Professor Genji Kurisu, Division of Protein Structural Biology, Institute for Protein Research

Professor Genji Kurisu, Division of Protein Structural Biology, Institute for Protein Research

“The secret adaptive power of photosynthetic complex I is finally revealed”

An international team including researchers from Osaka University has solved the structure of photosynthetic complex I using cryo-electron microscopy. Using integrative structural biological methods, Dr. Genji Kurisu and his team were also able to demonstrate the role of the complex in the electron transfer process, particularly its interaction with ferredoxin. Their finding entitled “Structural adaptations of photosynthetic complex I enable ferredoxin-dependent electron transfer” was published in Science.

Tell us a bit about the background of this research.
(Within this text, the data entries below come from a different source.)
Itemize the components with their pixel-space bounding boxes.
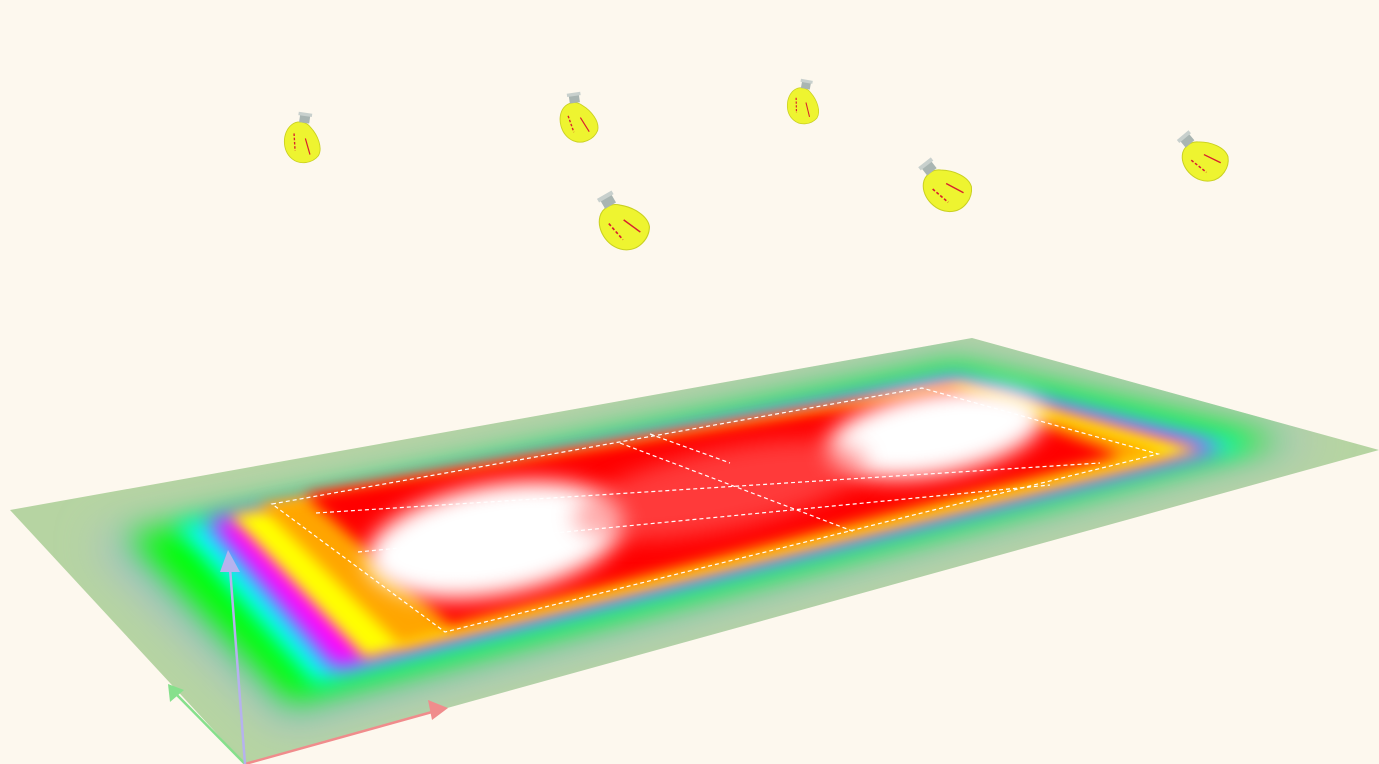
- field-midglow: [573, 439, 867, 541]
- field-hotspot-left: [366, 481, 624, 599]
- axes-gizmo[interactable]: [168, 550, 448, 764]
- luminaire-group[interactable]: [282, 77, 1236, 259]
- luminaire-1[interactable]: [282, 110, 325, 165]
- court-short-line: [649, 433, 731, 464]
- court-long-line-2: [357, 484, 1051, 553]
- floodlight-icon: [283, 111, 321, 164]
- floodlight-icon: [596, 190, 650, 251]
- luminaire-3[interactable]: [784, 77, 824, 126]
- y-axis-arrow: [168, 684, 184, 702]
- floodlight-icon: [1176, 130, 1229, 182]
- x-axis-arrow: [428, 700, 448, 720]
- x-axis-line: [244, 710, 433, 764]
- y-axis-line: [175, 693, 246, 764]
- floodlight-icon: [918, 157, 972, 212]
- luminaire-5[interactable]: [909, 148, 979, 221]
- calculation-plane[interactable]: [10, 338, 1379, 764]
- court-lines: [270, 387, 1161, 633]
- z-axis-line: [228, 567, 247, 764]
- floodlight-icon: [559, 91, 599, 143]
- luminaire-6[interactable]: [1168, 121, 1235, 190]
- luminaire-2[interactable]: [556, 90, 599, 145]
- court-long-line: [315, 462, 1101, 514]
- z-axis-arrow: [220, 550, 240, 572]
- illuminance-field: [95, 355, 1320, 725]
- court-outline: [270, 387, 1161, 633]
- luminaire-4[interactable]: [586, 183, 656, 259]
- floodlight-icon: [786, 78, 820, 125]
- field-hotspot-right: [826, 387, 1044, 479]
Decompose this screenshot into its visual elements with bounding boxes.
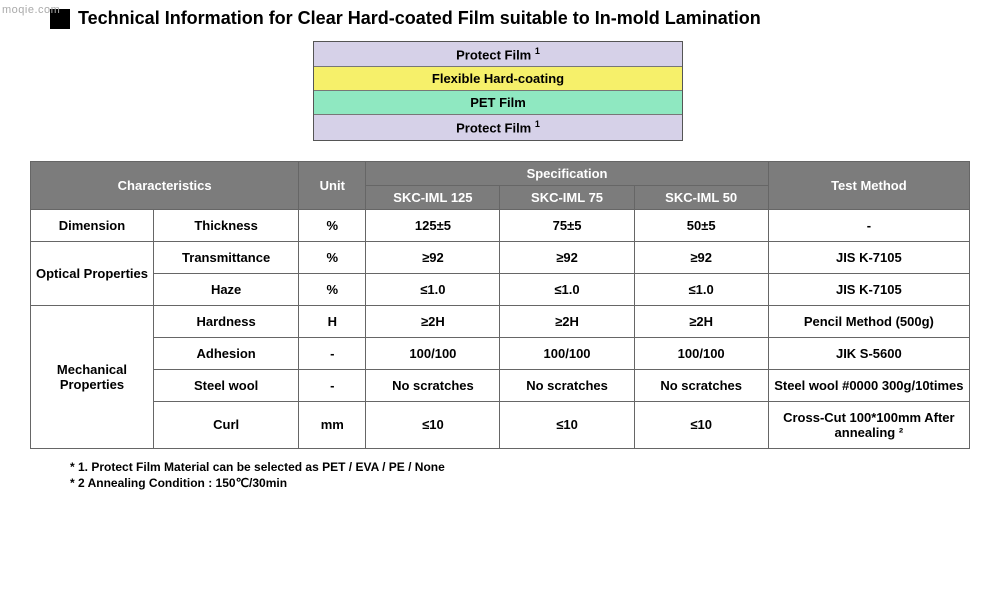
- unit-cell: %: [299, 273, 366, 305]
- value-cell: ≥92: [500, 241, 634, 273]
- table-header: SKC-IML 75: [500, 185, 634, 209]
- value-cell: ≤10: [634, 401, 768, 448]
- category-cell: Dimension: [31, 209, 154, 241]
- unit-cell: mm: [299, 401, 366, 448]
- property-cell: Adhesion: [153, 337, 298, 369]
- value-cell: ≤10: [366, 401, 500, 448]
- layer-row: Flexible Hard-coating: [314, 67, 682, 91]
- value-cell: ≥92: [366, 241, 500, 273]
- property-cell: Transmittance: [153, 241, 298, 273]
- table-row: Steel wool-No scratchesNo scratchesNo sc…: [31, 369, 970, 401]
- table-header: Test Method: [768, 161, 969, 209]
- test-method-cell: Steel wool #0000 300g/10times: [768, 369, 969, 401]
- unit-cell: -: [299, 337, 366, 369]
- watermark-text: moqie.com: [2, 4, 60, 16]
- table-header: Characteristics: [31, 161, 299, 209]
- value-cell: ≥2H: [634, 305, 768, 337]
- category-cell: Mechanical Properties: [31, 305, 154, 448]
- value-cell: 100/100: [366, 337, 500, 369]
- layer-row: Protect Film 1: [314, 115, 682, 139]
- value-cell: 50±5: [634, 209, 768, 241]
- test-method-cell: -: [768, 209, 969, 241]
- category-cell: Optical Properties: [31, 241, 154, 305]
- value-cell: ≤1.0: [500, 273, 634, 305]
- value-cell: ≥92: [634, 241, 768, 273]
- value-cell: ≤10: [500, 401, 634, 448]
- property-cell: Haze: [153, 273, 298, 305]
- value-cell: ≥2H: [500, 305, 634, 337]
- layer-row: PET Film: [314, 91, 682, 115]
- test-method-cell: JIS K-7105: [768, 273, 969, 305]
- page-title: Technical Information for Clear Hard-coa…: [78, 8, 761, 29]
- value-cell: 125±5: [366, 209, 500, 241]
- table-row: Adhesion-100/100100/100100/100JIK S-5600: [31, 337, 970, 369]
- table-row: Haze%≤1.0≤1.0≤1.0JIS K-7105: [31, 273, 970, 305]
- test-method-cell: JIS K-7105: [768, 241, 969, 273]
- layer-diagram: Protect Film 1Flexible Hard-coatingPET F…: [313, 41, 683, 141]
- unit-cell: %: [299, 209, 366, 241]
- table-header: Unit: [299, 161, 366, 209]
- test-method-cell: JIK S-5600: [768, 337, 969, 369]
- value-cell: No scratches: [366, 369, 500, 401]
- unit-cell: -: [299, 369, 366, 401]
- heading-row: Technical Information for Clear Hard-coa…: [50, 8, 966, 29]
- footnote-line: * 1. Protect Film Material can be select…: [70, 459, 966, 476]
- value-cell: 100/100: [634, 337, 768, 369]
- value-cell: 75±5: [500, 209, 634, 241]
- value-cell: ≤1.0: [634, 273, 768, 305]
- table-row: DimensionThickness%125±575±550±5-: [31, 209, 970, 241]
- value-cell: 100/100: [500, 337, 634, 369]
- table-header: Specification: [366, 161, 768, 185]
- table-row: Mechanical PropertiesHardnessH≥2H≥2H≥2HP…: [31, 305, 970, 337]
- test-method-cell: Pencil Method (500g): [768, 305, 969, 337]
- table-row: Curlmm≤10≤10≤10Cross-Cut 100*100mm After…: [31, 401, 970, 448]
- unit-cell: H: [299, 305, 366, 337]
- page-container: Technical Information for Clear Hard-coa…: [0, 0, 996, 492]
- property-cell: Hardness: [153, 305, 298, 337]
- value-cell: No scratches: [500, 369, 634, 401]
- table-header: SKC-IML 125: [366, 185, 500, 209]
- layer-row: Protect Film 1: [314, 42, 682, 67]
- property-cell: Curl: [153, 401, 298, 448]
- value-cell: ≤1.0: [366, 273, 500, 305]
- unit-cell: %: [299, 241, 366, 273]
- test-method-cell: Cross-Cut 100*100mm After annealing ²: [768, 401, 969, 448]
- specification-table: CharacteristicsUnitSpecificationTest Met…: [30, 161, 970, 449]
- value-cell: ≥2H: [366, 305, 500, 337]
- footnote-line: * 2 Annealing Condition : 150℃/30min: [70, 475, 966, 492]
- property-cell: Steel wool: [153, 369, 298, 401]
- value-cell: No scratches: [634, 369, 768, 401]
- footnotes: * 1. Protect Film Material can be select…: [70, 459, 966, 493]
- table-row: Optical PropertiesTransmittance%≥92≥92≥9…: [31, 241, 970, 273]
- property-cell: Thickness: [153, 209, 298, 241]
- table-header: SKC-IML 50: [634, 185, 768, 209]
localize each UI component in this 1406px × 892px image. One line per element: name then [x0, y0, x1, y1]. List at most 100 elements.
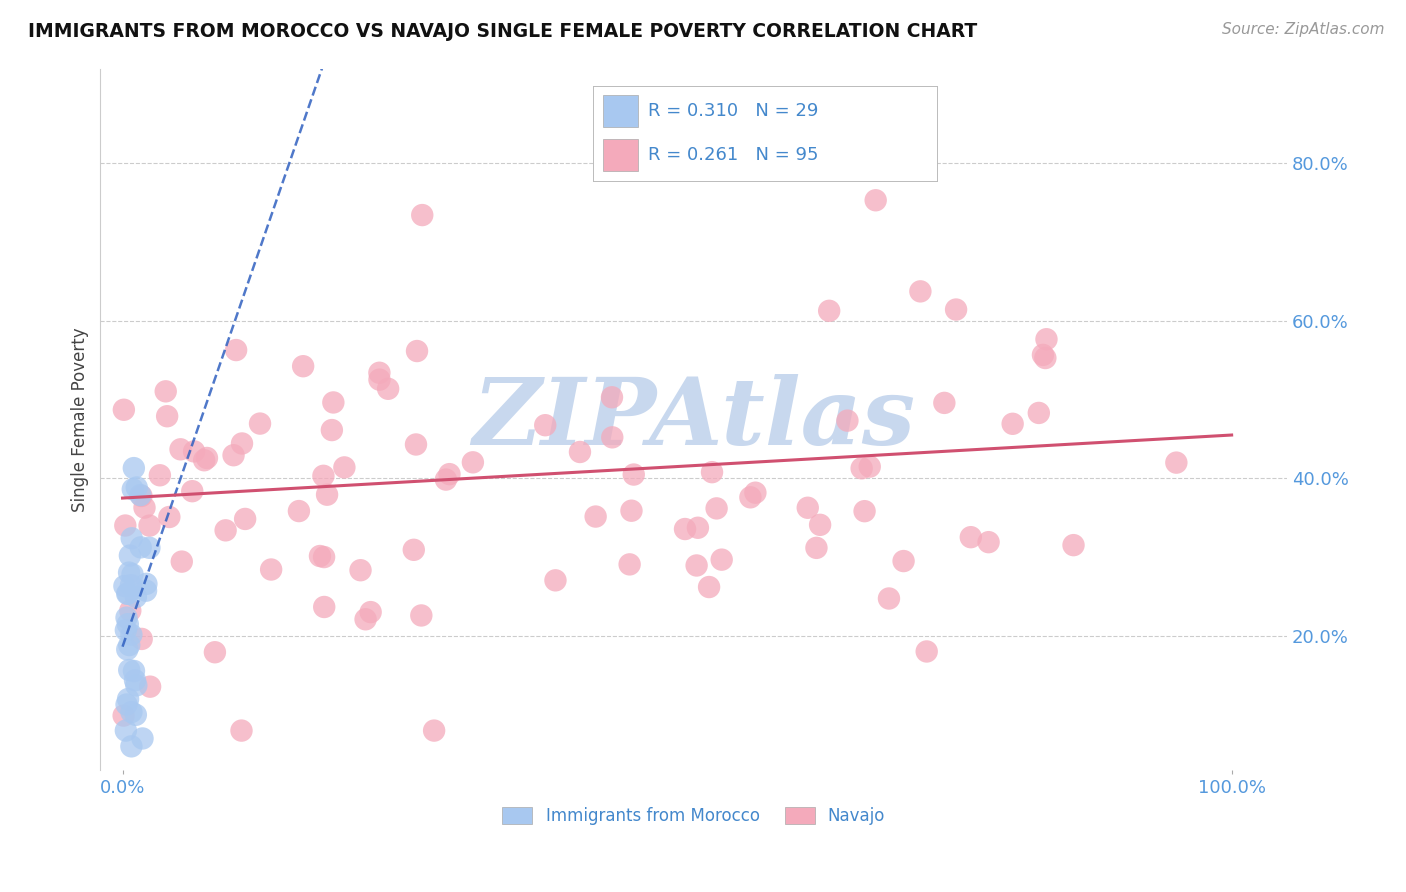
Point [402, 542, 425, 557]
Point [131, 731, 153, 746]
Point [118, 566, 141, 580]
Point [214, 524, 236, 538]
Point [423, 723, 446, 738]
Point [893, 554, 915, 568]
Point [118, 663, 141, 677]
Point [149, 468, 172, 483]
Point [321, 423, 343, 437]
Y-axis label: Single Female Poverty: Single Female Poverty [72, 327, 89, 512]
Point [156, 409, 179, 424]
Point [138, 541, 160, 555]
Point [405, 437, 427, 451]
Text: ZIPAtlas: ZIPAtlas [472, 375, 915, 464]
Point [112, 402, 135, 417]
Point [288, 504, 311, 518]
Point [181, 484, 204, 499]
Point [121, 483, 143, 497]
Point [314, 550, 336, 565]
Point [155, 384, 177, 399]
Point [139, 680, 162, 694]
Point [406, 344, 429, 359]
Point [461, 455, 484, 469]
Point [260, 562, 283, 576]
Point [368, 373, 391, 387]
Point [600, 390, 623, 404]
Point [851, 461, 873, 475]
Point [623, 467, 645, 482]
Point [915, 644, 938, 658]
Point [620, 504, 643, 518]
Legend: Immigrants from Morocco, Navajo: Immigrants from Morocco, Navajo [502, 806, 886, 825]
Point [231, 436, 253, 450]
Point [945, 302, 967, 317]
Point [544, 574, 567, 588]
Point [120, 739, 142, 754]
Point [977, 535, 1000, 549]
Point [125, 590, 148, 604]
Point [183, 444, 205, 458]
Point [169, 442, 191, 457]
Point [115, 698, 138, 712]
Point [115, 587, 138, 601]
Point [686, 521, 709, 535]
Point [112, 579, 135, 593]
Point [117, 617, 139, 632]
Point [193, 453, 215, 467]
Point [231, 723, 253, 738]
Point [309, 549, 332, 563]
Point [877, 591, 900, 606]
Point [322, 395, 344, 409]
Point [115, 610, 138, 624]
Point [585, 509, 607, 524]
Point [377, 382, 399, 396]
Point [706, 501, 728, 516]
Point [125, 481, 148, 495]
Point [934, 396, 956, 410]
Point [233, 512, 256, 526]
Point [114, 518, 136, 533]
Point [120, 705, 142, 719]
Point [131, 489, 153, 503]
Point [959, 530, 981, 544]
Point [115, 723, 138, 738]
Point [534, 418, 557, 433]
Point [316, 488, 339, 502]
Point [122, 664, 145, 678]
Point [685, 558, 707, 573]
Point [740, 491, 762, 505]
Point [124, 673, 146, 688]
Point [796, 500, 818, 515]
Point [859, 459, 882, 474]
Point [1032, 348, 1054, 362]
Point [249, 417, 271, 431]
Point [1063, 538, 1085, 552]
Point [568, 445, 591, 459]
Point [115, 623, 138, 637]
Point [865, 194, 887, 208]
Point [411, 208, 433, 222]
Point [222, 448, 245, 462]
Point [818, 303, 841, 318]
Point [135, 577, 157, 591]
Point [121, 567, 143, 582]
Point [122, 461, 145, 475]
Point [434, 473, 457, 487]
Point [117, 692, 139, 706]
Point [120, 578, 142, 592]
Point [439, 467, 461, 482]
Point [1033, 351, 1056, 365]
Point [806, 541, 828, 555]
Point [120, 604, 142, 618]
Point [125, 678, 148, 692]
Point [170, 555, 193, 569]
Point [853, 504, 876, 518]
Point [134, 500, 156, 515]
Point [673, 522, 696, 536]
Point [112, 708, 135, 723]
Point [135, 583, 157, 598]
Point [131, 632, 153, 646]
Point [600, 430, 623, 444]
Point [117, 587, 139, 601]
Point [619, 558, 641, 572]
Point [129, 488, 152, 502]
Life on Earth depends ultimately on sunlight, through the process of photosynthesis. The photosynthetic electron transport chain is a tiny solar power plant used to drive photosynthesis. It is thought to have three integral membrane protein complexes: Photosystem II, Cytochrome b 6 f complex, and Photosystem I (PSI), which are electrically connected by the lipophilic mobile carrier Plastoquinone (PQ) and the soluble electron carrier proteins Plastocyanin and Ferredoxin (Fd). Because the X-ray structures of all of the above protein complexes had been reported previously, it was widely believed that the details of photosynthetic electron transfer were already well understood.


Quite recently, however, a fourth membrane protein complex, a photosynthetic complex I named NADH dehydrogenase-like complex 1 (NDH1), has been identified and reported to mediate a cyclic electron flow around PSI, which is physiologically important in balancing the electron transport and generation of the trans-membrane electrochemical proton gradient in oxygenic photosynthesis.

Since no direct information about the electron donor to NDH1 had been reported thus far, understanding how NDH1 delivers the reducing equivalents to the thylakoid membrane back from the stromal space of chloroplast remained a major challenge for us.

What did your team accomplish through this joint research project?

Our international collaborative team, consisting of researchers from Osaka University, the Max Planck Institute for Biochemistry, and Ruhr-Universität Bochum, together with our collaborative partners, has revealed how NDH1 mediates the cyclic electron flow around PSI and evolved distinctively from its respiratory analogues through integrative use of cryo-electron microscopy, X-ray crystallography, and NMR spectroscopy. Our structural work on NDH1 allows us to shed light on the cyclic electron transport pathways which, until recently, had little atomistic information.


What is the appeal of international collaboration?

This work is based on 10 years of international collaboration between Bochum and Osaka, the two labs of which provide each other with significant advantages in their complementary disciplines. I strongly believe that international collaboration is the perfect opportunity to cultivate more hybrid and integrative seeds of scientific research. This successful collaborative project is supported in part by the International Joint Research Promotion Program at Osaka University.